Procédure devant la cour :
Par une requête, enregistrée le 15 février 2023, le préfet de Meurthe-et-Moselle demande à la cour :
1°) d'annuler le jugement n° 2203487 de la magistrate désignée par le président du tribunal administratif de Nancy du 9 février 2023 ;
2°) de rejeter la demande présentée en première instance par M. A....
Il soutient que :
- c'est à tort que la magistrate désignée a annulé la décision portant obligation de quitter le territoire français pour méconnaissance des stipulations de l'article 8 de la convention européenne de sauvegarde des droits de l'homme et des libertés fondamentales, dès lors que la durée de la présence en France de Mme A... est faible, qu'elle s'est toujours présentée comme divorcée et n'a jamais fait état de sa relation avec un compatriote en situation régulière, qu'elle ne justifie pas de l'ancienneté et de la stabilité de cette relation, ni d'une intégration significative dans la société française et qu'elle possède des attaches familiales fortes dans son pays d'origine ;
- il renvoie à ses écritures de première instance s'agissant des autres moyens invoqués par Mme A... contre cette décision.
Par un mémoire en défense, enregistré le 7 mars 2023, Mme B... A..., représentée par Me Fournier, conclut au rejet de la requête, à l'annulation de l'arrêté du préfet de Meurthe-et-Moselle du 18 novembre 2022, à ce qu'il soit enjoint au préfet de Meurthe-et-Moselle de réexaminer sa situation ou de lui délivrer sous astreinte une carte de séjour temporaire " vie privée et familiale " ou " salarié " et à ce qu'il soit mis à la charge de l'Etat la somme de 2 000 euros en application des dispositions de l'article L. 761-1 du code de justice administrative.
Elle soutient que :
- c'est à bon droit que la magistrate désignée a annulé la décision portant obligation de quitter le territoire français pour méconnaissance des stipulations de l'article 8 de la convention européenne de sauvegarde des droits de l'homme et des libertés fondamentales ;
- cette décision méconnaît également les article L. 421-1, L. 423-23 et L. 435-1 du code de l'entrée et du séjour des étrangers et du droit d'asile.

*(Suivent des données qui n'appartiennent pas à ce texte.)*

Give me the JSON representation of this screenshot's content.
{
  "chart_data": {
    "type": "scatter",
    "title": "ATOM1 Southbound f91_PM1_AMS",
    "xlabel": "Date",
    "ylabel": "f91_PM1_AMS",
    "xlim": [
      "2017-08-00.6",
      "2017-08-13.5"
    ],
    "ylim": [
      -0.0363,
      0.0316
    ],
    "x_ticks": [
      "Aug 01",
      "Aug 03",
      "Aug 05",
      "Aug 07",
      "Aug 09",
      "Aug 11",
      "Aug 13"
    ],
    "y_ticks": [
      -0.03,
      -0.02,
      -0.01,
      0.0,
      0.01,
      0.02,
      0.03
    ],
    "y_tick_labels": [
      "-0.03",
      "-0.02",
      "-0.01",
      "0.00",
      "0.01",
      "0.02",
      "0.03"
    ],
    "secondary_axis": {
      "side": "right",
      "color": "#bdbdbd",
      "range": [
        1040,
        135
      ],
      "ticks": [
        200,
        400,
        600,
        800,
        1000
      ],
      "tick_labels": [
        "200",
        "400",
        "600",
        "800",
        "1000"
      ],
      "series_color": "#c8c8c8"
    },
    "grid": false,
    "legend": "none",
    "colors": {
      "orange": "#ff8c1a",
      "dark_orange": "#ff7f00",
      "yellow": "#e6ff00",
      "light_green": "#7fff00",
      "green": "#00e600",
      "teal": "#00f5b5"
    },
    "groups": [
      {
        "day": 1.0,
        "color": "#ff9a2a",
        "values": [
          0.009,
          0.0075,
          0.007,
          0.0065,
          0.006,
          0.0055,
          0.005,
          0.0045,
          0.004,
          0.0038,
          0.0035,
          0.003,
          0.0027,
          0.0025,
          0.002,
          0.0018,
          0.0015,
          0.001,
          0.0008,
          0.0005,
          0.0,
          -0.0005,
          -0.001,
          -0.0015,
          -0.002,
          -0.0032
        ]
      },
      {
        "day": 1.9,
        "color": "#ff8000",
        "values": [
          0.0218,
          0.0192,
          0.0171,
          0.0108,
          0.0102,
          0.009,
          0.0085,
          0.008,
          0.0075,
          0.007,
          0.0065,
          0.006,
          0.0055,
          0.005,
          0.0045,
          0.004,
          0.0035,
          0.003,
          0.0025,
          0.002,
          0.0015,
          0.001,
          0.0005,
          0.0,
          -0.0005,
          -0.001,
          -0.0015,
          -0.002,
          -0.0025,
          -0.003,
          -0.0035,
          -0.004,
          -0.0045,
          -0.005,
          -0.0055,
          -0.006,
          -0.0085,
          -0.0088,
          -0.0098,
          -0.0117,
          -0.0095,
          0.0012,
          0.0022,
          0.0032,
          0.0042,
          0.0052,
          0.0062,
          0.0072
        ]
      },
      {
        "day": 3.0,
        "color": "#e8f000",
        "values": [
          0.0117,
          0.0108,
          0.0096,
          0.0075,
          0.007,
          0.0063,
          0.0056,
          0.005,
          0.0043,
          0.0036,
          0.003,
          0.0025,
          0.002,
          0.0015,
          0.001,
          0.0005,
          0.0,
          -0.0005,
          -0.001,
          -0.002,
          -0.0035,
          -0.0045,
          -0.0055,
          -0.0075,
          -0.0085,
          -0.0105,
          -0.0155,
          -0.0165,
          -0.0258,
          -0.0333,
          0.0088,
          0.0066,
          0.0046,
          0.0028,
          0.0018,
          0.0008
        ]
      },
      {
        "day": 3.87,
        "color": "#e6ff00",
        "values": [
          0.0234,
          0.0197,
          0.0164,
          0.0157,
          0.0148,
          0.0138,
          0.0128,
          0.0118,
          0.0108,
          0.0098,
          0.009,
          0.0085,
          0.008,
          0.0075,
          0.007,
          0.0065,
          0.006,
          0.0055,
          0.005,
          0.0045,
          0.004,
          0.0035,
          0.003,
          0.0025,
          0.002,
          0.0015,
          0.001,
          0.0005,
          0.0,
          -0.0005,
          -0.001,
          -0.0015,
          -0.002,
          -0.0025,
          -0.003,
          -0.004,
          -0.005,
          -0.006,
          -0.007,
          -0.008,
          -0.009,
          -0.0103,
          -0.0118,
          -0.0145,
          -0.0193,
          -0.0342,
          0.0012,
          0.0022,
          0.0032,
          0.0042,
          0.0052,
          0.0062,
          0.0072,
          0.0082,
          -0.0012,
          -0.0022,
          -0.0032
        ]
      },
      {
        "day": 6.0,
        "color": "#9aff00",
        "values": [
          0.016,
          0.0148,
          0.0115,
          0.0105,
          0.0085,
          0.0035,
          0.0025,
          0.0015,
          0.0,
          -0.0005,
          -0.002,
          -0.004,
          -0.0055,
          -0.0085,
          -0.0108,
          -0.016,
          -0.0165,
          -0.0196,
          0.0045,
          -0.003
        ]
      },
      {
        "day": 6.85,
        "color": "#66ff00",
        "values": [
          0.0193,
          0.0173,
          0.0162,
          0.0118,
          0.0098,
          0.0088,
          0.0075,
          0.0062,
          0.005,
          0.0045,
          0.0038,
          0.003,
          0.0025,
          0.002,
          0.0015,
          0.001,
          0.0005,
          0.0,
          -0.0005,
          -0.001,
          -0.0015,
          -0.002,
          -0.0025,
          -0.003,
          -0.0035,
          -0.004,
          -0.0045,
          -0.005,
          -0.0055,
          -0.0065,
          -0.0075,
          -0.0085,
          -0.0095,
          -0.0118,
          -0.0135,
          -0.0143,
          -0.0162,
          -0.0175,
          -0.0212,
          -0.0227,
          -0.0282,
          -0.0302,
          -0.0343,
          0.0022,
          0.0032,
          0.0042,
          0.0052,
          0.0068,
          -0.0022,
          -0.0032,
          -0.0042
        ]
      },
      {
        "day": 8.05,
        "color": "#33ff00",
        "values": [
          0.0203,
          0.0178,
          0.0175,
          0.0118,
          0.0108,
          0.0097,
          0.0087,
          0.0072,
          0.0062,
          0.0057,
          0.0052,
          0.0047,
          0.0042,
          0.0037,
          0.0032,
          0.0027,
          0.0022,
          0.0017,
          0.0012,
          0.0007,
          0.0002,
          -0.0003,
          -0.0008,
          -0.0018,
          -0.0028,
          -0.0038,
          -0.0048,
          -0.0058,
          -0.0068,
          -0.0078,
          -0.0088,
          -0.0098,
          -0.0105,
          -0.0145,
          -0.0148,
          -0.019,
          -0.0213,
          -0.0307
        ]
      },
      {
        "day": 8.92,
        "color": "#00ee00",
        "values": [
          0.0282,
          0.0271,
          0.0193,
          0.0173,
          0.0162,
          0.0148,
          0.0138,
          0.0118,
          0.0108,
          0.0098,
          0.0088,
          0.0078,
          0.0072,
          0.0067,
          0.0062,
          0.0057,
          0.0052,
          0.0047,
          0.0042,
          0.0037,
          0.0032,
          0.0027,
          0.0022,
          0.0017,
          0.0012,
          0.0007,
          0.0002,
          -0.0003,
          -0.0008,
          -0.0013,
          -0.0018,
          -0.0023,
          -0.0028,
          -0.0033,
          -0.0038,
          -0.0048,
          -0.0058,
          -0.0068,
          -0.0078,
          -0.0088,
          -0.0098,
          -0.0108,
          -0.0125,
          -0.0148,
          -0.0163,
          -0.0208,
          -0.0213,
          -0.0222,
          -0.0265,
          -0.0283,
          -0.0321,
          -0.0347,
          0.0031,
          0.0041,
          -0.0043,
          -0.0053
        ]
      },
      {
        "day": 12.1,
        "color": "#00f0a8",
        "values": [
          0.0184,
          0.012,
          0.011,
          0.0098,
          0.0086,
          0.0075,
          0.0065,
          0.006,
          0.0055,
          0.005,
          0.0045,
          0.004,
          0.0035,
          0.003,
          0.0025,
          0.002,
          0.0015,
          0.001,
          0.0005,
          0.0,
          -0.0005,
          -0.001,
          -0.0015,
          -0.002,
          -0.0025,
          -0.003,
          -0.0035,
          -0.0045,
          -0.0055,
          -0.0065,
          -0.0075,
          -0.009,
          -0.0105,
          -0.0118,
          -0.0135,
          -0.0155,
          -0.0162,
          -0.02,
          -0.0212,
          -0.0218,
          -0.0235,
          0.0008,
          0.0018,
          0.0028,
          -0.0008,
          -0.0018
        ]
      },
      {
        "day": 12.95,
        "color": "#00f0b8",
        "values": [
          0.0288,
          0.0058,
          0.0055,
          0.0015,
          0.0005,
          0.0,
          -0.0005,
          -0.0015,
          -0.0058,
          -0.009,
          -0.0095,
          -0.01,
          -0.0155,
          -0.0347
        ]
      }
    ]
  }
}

Mme A... a été admise au bénéfice de l'aide juridictionnelle totale par une décision du 16 décembre 2022, maintenue par celle du 27 mars 2023.
Vu les autres pièces du dossier.
Vu :
- la convention européenne de sauvegarde des droits de l'homme et des libertés fondamentales ;
- le code de l'entrée et du séjour des étrangers et du droit d'asile ;
- le code de justice administrative.
La présidente de la formation de jugement a dispensé le rapporteur public, sur sa proposition, de prononcer des conclusions à l'audience.
Les parties ont été régulièrement averties du jour de l'audience.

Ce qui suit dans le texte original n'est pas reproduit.